To gain insight into how remote services have evolved and their potential to change the future of medicine for the better, you might find it helpful to hear some physician perspectives.
EXPLORING THE GROWTH OF TELEHEALTH IN THE PAST
Many of the technologies used to connect patients to physicians and other health care services are recent advances, but telehealth itself isn’t exactly a new concept. In The Role of Telehealth in an Evolving Health Care Environment from the Institute of Medicine, the authors explain that physicians used telephones to provide medical advice to clinics on ships as early as the 1920s. The same article notes that teleradiology, transmitting x-rays or other images taken in one location to a separate location, has been around for decades.
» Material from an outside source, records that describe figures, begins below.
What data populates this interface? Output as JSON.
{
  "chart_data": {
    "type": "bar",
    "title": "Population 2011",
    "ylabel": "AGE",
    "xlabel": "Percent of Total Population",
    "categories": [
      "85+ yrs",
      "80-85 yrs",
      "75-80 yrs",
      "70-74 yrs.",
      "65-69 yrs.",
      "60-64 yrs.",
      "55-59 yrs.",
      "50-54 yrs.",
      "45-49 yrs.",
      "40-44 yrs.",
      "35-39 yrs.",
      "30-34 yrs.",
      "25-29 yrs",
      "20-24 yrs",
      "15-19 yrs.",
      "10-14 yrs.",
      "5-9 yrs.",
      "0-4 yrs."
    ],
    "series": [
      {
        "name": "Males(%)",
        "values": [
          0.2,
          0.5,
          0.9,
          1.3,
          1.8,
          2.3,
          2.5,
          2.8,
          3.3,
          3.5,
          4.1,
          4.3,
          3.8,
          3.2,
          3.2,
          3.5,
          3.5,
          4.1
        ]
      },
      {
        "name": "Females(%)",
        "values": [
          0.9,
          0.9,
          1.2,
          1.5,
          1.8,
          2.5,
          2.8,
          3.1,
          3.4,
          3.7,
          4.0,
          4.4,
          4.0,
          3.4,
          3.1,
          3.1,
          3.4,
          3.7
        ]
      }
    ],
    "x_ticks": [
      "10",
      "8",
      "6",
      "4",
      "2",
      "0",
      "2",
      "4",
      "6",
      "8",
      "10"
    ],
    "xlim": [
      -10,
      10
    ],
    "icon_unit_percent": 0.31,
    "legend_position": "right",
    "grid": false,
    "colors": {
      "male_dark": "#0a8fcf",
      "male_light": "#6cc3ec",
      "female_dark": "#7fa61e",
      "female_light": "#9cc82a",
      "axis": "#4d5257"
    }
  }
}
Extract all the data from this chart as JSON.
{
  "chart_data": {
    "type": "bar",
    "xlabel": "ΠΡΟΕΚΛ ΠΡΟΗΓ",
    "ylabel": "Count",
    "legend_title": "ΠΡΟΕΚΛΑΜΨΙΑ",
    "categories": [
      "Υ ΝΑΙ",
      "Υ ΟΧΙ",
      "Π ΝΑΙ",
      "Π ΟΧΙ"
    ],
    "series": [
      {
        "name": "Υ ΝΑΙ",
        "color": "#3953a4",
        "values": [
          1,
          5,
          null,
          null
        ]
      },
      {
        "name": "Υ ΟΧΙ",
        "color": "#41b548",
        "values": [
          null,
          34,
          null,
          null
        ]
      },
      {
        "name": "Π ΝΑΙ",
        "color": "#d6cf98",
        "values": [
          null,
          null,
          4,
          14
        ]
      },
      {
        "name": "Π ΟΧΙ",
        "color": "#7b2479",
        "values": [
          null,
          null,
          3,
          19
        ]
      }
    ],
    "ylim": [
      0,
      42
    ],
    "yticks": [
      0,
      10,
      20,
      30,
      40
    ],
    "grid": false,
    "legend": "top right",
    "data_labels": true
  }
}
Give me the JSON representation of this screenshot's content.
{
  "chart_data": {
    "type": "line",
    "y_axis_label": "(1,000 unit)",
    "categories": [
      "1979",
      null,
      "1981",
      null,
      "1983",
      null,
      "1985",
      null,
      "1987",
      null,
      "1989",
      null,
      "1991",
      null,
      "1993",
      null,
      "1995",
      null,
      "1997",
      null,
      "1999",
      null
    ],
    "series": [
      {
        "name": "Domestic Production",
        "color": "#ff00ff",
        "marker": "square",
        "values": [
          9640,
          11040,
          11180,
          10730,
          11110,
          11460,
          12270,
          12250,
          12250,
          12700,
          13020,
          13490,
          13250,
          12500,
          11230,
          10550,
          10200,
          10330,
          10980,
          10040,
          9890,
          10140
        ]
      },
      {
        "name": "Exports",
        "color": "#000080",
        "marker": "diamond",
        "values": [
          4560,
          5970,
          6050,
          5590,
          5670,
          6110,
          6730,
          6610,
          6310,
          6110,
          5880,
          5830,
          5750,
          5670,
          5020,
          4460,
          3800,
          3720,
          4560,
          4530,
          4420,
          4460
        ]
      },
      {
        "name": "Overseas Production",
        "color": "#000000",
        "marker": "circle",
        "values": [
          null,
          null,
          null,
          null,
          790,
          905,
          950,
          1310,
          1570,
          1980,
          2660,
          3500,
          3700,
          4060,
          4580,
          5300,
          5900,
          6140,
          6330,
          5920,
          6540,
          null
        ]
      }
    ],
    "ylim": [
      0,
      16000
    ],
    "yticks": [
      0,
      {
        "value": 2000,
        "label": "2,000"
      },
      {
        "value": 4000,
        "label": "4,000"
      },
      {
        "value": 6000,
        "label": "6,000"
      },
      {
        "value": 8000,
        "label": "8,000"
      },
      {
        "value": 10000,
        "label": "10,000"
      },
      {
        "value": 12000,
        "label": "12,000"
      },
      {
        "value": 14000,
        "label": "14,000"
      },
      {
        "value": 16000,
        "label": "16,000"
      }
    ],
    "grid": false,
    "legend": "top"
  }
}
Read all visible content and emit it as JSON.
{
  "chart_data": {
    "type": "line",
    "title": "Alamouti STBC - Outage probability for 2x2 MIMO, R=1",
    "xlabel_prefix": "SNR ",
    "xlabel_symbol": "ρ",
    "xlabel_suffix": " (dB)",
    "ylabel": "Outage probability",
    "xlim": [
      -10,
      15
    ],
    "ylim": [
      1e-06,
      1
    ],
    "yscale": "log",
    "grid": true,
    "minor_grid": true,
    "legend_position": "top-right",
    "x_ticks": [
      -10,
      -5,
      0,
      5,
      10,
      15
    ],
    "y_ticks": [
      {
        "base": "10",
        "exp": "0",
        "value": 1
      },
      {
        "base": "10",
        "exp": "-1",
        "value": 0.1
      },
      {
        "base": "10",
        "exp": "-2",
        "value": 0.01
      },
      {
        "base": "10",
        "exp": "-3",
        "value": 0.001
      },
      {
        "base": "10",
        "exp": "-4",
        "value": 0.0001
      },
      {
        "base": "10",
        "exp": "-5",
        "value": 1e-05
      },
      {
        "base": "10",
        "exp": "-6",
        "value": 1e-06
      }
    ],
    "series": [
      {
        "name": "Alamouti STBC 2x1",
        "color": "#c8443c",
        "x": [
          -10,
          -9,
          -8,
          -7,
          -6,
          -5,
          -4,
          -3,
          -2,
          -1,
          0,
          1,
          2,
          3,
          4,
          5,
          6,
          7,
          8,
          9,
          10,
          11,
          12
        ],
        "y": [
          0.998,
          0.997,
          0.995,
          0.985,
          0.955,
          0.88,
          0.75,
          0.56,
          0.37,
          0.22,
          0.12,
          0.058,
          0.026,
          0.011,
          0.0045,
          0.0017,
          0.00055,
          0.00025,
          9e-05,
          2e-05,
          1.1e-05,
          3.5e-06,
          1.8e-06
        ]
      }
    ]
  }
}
While health care technology to provide remote services has certainly grown since that time, it has been relatively uneven. Mobile apps that allow patients to access test results and send messages to providers, for instance, are standard. Yet many physicians simply didn’t use telehealth previously—at least not often—for a variety of reasons, including some initial hesitancy from patients.
“Reimbursement guidelines were an effective barrier to telemedicine use for both primary and specialty care,” explains Dr. Jacqueline Larson, a pediatric gastroenterologist and St. George’s University School of Medicine (SGU) graduate. The good news is recent policy changes and waivers, some of which are discussed in Implications for Telehealth in a Postpandemic Future, have made remote health care more accessible to patients.
RECENT CHANGES IN TELEHEALTH
Once the pandemic took root in 2020, there was a rapid shift to providing patient care via digital tools. It became the modality of choice for many physicians. In fact, a report on telehealth usage from the Centers for Disease Control and Prevention (CDC) shows there was a 154 percent increase in remote clinical visits from the last week of March 2019 compared to the same period in 2020.